Zachte ooievaarsbekplanten kunnen in een jaar tot drie generaties voortbrengen.
MM_140721
Het areaal van de Zachte ooievaarsbek omvat het westen en midden van Europa; ook het gebied rond de Middellandse Zee en het aangrenzende deel van Zuidwest-Azië behoort ertoe. Maar als onkruid is de soort inmiddels over de hele wereld verspreid geraakt. In onze contreien is het de meest algemeen voorkomende Ooievaarsbek op de lichtere grondsoorten. Onder meer in de kalkrijke duinen vind je natuurlijke groeiplaatsen van de Zachte ooievaarsbek. Verder ook in wat meer open graslanden op rivierduinen, dijkhellingen, bermen en gazons. In Schaminée, J. et al. (2010) Veldgids Plantengemeenschappen van Nederland, wordt een associatie beschreven waarin de Zachte ooievaarsbek als tamelijk regelmatig optredende begeleiden soort wordt beschreven; het is de
14Bc2 Associatie van Sikkelklaver en Zachte haver
Het mechanisme van zaadverspreiding bij het geslacht Ooivaarsbek, en dus ook bij de Zachte ooievaarsbek, is zeer opmerkelijk. Er ontstaat na bestuiving en bevruchting boven het vruchtbare bolvormige deel van het vruchtbeginsel een languitgegroeide snavel met een centrale spil, die nog verlengd is met de stijl met de vijfstempels. Wanneer nu de vrucht na rijping uitdroogt scheuren de repen (ook wel naalden genoemd) van de snavel met een deelvrucht los van de centrale middenzuil. Deze vruchten, in het geval van Zachte ooievaarsbek, onbehaarde dopvruchten met een patroon van dwarsrichels worden door de kracht van dat proces losgerukt en ze springen los en worden op die manier door de lucht verspreid. Het zaad in de dopvrucht is glad.

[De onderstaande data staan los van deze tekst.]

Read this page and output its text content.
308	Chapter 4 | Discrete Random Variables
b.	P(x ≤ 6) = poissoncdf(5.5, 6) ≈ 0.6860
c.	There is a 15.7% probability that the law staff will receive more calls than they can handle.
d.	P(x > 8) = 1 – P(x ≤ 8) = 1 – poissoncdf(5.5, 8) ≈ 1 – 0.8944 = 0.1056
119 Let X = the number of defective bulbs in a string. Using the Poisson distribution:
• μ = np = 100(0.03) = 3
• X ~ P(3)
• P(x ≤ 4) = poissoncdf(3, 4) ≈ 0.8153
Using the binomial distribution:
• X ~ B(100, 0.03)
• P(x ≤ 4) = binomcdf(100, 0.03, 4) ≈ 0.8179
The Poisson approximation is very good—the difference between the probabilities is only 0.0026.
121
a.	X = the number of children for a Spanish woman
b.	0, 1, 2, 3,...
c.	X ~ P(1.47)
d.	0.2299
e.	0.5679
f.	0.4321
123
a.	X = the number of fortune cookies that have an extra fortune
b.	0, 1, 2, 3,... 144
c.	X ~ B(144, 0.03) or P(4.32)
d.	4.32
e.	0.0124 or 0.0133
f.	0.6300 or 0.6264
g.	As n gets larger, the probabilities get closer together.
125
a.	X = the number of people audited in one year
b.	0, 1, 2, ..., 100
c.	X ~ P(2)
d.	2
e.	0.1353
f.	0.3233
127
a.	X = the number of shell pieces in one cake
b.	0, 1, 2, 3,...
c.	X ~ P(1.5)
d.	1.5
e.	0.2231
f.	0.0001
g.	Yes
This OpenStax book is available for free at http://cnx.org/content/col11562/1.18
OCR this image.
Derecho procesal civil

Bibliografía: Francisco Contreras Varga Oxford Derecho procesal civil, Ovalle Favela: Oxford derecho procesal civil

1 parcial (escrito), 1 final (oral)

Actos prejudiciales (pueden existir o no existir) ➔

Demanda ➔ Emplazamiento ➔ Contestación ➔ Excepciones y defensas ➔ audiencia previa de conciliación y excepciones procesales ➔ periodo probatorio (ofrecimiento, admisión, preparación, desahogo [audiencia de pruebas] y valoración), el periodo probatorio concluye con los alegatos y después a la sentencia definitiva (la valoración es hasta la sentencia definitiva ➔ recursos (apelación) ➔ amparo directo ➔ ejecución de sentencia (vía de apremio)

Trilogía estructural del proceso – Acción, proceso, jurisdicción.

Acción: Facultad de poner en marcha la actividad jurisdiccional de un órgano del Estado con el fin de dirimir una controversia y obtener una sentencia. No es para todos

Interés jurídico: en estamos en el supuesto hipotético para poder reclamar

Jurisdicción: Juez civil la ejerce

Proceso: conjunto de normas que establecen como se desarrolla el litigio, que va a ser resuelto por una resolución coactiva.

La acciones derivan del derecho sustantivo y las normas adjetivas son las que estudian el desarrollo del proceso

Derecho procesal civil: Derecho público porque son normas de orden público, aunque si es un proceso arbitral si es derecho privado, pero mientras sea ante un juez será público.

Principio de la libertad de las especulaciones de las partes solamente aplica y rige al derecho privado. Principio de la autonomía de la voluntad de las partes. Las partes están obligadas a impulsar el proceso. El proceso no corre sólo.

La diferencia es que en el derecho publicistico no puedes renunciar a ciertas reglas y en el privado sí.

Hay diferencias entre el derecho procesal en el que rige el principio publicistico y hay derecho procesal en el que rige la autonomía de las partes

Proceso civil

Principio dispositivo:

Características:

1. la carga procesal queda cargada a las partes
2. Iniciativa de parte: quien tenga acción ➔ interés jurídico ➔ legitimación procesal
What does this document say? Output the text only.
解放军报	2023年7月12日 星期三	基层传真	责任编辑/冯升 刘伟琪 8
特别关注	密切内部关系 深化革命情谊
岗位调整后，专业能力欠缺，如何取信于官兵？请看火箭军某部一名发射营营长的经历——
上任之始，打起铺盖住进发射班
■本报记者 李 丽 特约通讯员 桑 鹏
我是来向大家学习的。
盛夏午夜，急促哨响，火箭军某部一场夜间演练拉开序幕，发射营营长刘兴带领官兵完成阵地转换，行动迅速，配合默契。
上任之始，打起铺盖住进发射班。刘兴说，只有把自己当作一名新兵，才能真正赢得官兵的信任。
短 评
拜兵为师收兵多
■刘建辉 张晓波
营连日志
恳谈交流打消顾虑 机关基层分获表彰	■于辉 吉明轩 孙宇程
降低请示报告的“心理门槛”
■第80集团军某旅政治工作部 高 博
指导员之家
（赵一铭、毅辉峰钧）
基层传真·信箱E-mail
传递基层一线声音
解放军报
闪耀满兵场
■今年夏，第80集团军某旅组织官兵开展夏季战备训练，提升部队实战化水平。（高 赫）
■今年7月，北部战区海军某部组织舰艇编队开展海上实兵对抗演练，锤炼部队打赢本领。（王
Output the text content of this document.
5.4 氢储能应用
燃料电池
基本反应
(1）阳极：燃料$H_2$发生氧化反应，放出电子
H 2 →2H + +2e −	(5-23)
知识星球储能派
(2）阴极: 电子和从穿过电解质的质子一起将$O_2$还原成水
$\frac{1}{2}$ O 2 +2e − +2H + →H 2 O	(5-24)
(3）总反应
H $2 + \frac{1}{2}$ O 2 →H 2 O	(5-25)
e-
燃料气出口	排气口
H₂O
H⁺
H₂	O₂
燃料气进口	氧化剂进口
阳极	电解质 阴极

Uitgebreidere informatie over de ecologie van de Zachte ooievaarsbek en de relaties van deze soort met andere organismen en het milieu kunnen gevonden worden in Weeda, E.J. et al., (1987) Nederlandse oecologische Flora. Wilde planten en hun relaties. Deel 2: 158-160.
Het determineren op wetenschappelijke basis kan gebeuren met behulp van Meijden, R. van der (2005) Heukels' Flora van Nederland, 23ste druk: 325. Of met de nieuwe 24ste druk van deze flora: Duistermaat, L. (2020) Heukels' Flora van Nederland: 440.
Een andere determinatie is mogelijk met Heijmans, E., Heinsius, H.W. en Thijsse, Jac.P. (1983) Geïllustreerde flora van Nederland, 22ste druk: 581.